Nomura believes that this index is expected to further decline to -6 in April, strengthening the credibility of the warning signal.
Abnormal capital flows: Market enthusiasm cools sharply after overheating
The second warning signal comes from capital flows.
Nomura observes a historic anomaly of "excessive enthusiasm for gold" in the current market: data shows that GLD experienced capital inflows in excess of the historical 95th percentile over two weeks, followed by single-day outflows exceeding the historical 95th percentile.
Nomura's analysis suggests that this reflects the "latecomers/weak holders" starting to unwind positions, possibly triggering a larger sell-off.
Nomura's data shows that this "large in, large out" pattern has occurred 9 times in history, with the previous 8 almost accurately predicting a gold retracement, with the worst performance typically concentrated in the next 2 months.
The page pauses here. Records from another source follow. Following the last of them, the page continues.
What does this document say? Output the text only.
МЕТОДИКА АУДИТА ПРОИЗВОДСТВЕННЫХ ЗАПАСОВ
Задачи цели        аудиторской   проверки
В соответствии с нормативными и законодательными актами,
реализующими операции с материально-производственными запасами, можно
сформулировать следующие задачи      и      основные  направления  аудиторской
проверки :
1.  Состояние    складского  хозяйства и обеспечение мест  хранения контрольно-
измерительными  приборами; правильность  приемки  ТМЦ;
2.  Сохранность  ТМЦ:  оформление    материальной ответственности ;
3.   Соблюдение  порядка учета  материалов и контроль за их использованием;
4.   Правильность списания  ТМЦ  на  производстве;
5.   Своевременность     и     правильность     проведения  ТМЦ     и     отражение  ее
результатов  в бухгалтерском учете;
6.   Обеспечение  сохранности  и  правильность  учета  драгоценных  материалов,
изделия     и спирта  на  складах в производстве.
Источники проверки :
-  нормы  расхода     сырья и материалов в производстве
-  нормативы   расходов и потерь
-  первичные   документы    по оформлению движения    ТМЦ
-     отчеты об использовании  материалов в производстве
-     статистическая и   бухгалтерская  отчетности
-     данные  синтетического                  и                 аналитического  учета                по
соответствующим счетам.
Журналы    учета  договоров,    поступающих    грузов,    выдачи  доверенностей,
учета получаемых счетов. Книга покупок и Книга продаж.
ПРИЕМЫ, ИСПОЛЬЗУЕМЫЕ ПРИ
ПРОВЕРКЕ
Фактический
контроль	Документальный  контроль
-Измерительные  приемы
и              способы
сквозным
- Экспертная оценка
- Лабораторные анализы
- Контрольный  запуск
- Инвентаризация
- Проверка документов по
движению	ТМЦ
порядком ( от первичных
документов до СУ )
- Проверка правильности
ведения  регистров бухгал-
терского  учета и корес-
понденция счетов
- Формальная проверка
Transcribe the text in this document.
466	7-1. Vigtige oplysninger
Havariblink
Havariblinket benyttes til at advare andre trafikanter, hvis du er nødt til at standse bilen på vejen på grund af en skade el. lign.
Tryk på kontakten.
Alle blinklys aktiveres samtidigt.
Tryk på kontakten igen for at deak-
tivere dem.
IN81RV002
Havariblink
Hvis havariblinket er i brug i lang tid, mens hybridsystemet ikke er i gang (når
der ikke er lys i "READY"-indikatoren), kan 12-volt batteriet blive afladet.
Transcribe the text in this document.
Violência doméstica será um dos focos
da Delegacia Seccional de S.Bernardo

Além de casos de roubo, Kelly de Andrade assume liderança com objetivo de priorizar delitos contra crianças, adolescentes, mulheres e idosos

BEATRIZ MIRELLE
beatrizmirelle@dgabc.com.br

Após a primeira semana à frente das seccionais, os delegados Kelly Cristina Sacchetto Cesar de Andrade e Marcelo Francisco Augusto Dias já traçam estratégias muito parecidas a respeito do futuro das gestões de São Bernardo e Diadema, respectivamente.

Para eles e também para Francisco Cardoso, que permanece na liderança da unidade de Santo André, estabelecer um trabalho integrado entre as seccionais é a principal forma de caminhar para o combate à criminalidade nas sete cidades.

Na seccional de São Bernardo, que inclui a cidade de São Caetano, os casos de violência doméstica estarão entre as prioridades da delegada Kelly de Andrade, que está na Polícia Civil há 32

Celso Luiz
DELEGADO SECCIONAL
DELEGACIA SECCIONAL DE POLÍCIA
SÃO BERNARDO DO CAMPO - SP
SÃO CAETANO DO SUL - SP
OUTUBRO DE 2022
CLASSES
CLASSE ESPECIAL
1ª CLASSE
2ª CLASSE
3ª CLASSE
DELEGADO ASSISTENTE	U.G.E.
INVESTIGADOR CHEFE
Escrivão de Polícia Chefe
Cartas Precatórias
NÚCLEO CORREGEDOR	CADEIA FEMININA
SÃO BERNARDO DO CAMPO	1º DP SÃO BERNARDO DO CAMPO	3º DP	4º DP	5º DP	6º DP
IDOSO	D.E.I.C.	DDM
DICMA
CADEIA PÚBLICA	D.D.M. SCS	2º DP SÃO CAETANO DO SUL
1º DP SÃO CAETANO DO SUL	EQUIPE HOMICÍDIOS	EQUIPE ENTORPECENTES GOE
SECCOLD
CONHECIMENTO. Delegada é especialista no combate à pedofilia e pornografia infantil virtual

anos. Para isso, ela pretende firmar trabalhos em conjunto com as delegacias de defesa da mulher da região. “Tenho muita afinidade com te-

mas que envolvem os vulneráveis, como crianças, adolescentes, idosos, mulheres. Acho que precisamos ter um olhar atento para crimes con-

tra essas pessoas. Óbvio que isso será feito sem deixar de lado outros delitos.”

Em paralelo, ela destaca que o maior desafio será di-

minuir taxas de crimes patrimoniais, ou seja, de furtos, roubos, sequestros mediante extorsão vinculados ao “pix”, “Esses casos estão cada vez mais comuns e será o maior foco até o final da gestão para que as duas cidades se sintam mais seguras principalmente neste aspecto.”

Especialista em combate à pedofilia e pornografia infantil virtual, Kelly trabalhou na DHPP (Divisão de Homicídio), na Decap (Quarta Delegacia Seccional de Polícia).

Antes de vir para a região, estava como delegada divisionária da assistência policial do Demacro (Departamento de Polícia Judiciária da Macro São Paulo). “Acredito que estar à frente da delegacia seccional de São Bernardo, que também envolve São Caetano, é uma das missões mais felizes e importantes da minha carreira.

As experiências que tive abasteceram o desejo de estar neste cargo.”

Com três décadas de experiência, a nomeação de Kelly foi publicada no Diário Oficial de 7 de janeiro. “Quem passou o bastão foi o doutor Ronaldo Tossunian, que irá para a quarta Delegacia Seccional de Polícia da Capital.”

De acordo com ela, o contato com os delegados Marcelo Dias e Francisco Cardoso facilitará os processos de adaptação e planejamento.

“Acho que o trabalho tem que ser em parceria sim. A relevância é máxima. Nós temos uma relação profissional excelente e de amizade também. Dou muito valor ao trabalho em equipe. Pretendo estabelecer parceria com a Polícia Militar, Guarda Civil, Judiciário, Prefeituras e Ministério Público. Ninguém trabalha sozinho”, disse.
Here, we supplement with specific data - this morning's news also mentioned that earlier this week, investors withdrew $1.27 billion from the SPDR Gold ETF, marking the largest single-day outflow since 2011, just as the gold price hit a record high above $3500.
It is worth noting that in 2011, a similar outflow of funds coincided with the last super-cycle peak in gold, after which gold entered a long period of consolidation until breaking out in 2020. This historical context provides some reference significance for the current market.
Technical indicators: Gold price deviates significantly from the long-term moving average
The third warning is based on technical analysis.
Last weekend, the trading price of gold was more than 25% above the 200-day moving average, reaching a level that Nomura described as "pretty absurd." Such a significant deviation from the long-term trend line often signals a market correction is needed.
Nomura's historical data analysis shows that whenever the gold price deviates so significantly from the 200-day average, the price tends to experience a noticeable retracement in the next 2 months.